In the past few weeks, more than 26 million Americans have filed for unemployment benefits and the figure is soon likely to cross 40 million.

Both the World Bank and the International Monetary Fund (IMF) have projected a negative growth in the US in 2020.

To keep America gaining momentum, every citizen needs to maintain the vigilance, and we all understand that very well we've gone over it many, many times this includes practising good hygiene, maintaining social distance, and the voluntary use of face covering, Trump said.

Safe and phased reopening of our economy -- it's very exciting, but it does not mean that we are letting down our guard at all in any way; on the contrary, continued diligence is an essential part of our strategy to get our country back to work to take our country back, he told reporters at his daily White House news conference on coronavirus.

The data and facts on the ground suggest that the US is making great progress, he said.

In 23 states, new cases have declined. In the peak week, 40 per cent of the American counties have seen a rapid decline in new cases. As many as 46 states report a drop in patients showing coronavirus-like symptoms, he said.

Trump said the US is very close to finding a vaccine for COVID-19.

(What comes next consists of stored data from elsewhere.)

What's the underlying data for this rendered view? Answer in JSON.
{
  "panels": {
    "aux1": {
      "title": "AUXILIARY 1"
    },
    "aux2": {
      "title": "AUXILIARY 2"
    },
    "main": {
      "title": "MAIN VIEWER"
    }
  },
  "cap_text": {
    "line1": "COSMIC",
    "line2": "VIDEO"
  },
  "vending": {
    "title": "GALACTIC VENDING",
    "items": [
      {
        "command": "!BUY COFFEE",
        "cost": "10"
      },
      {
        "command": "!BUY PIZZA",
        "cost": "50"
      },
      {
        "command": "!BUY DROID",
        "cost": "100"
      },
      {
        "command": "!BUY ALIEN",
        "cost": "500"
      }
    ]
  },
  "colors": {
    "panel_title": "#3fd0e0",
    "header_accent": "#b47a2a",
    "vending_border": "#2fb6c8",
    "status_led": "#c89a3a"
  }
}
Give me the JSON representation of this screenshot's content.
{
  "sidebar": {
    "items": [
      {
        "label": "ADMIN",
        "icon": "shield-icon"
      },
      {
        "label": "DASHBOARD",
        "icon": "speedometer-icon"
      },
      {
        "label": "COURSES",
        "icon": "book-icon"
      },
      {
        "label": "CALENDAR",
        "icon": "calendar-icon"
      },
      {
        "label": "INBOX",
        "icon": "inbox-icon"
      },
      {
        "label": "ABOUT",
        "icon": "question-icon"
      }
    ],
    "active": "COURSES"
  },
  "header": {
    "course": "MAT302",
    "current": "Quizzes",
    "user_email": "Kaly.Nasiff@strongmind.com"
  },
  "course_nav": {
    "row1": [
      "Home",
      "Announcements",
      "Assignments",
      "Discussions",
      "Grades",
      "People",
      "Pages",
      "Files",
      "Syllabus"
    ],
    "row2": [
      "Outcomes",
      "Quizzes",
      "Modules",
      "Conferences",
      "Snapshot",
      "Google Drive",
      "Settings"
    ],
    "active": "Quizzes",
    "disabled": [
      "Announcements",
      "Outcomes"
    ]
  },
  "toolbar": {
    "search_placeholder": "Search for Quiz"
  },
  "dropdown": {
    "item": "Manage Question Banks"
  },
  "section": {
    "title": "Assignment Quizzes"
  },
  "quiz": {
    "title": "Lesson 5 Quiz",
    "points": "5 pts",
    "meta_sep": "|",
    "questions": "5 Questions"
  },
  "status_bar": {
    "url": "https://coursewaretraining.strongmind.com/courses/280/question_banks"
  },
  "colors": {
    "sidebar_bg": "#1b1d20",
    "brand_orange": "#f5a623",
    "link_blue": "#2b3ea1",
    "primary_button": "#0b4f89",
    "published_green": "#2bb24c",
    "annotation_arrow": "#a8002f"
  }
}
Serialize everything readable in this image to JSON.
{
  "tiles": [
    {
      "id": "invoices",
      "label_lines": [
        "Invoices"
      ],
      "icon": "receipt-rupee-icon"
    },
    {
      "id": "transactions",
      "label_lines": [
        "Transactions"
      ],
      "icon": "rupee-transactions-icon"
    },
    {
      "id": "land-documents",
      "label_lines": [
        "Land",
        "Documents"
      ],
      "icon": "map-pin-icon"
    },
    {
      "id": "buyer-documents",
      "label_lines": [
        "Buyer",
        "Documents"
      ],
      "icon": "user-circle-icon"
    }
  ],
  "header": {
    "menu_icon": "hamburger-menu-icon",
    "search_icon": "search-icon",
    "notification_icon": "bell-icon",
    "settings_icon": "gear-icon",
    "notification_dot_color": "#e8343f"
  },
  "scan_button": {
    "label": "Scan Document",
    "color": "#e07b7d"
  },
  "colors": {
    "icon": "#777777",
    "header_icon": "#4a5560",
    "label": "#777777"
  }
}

We are very close to testing... when testing starts it takes a period of time but we will get it done, he said.

According to Vice President Mike Pence, data continues to show promising signs of progress in the New York Metro area, New Jersey, Connecticut, Detroit and New Orleans. All appear to be passed their peak and we are seeing consistent declines in hospitalisation and cases in regions across the country, he said.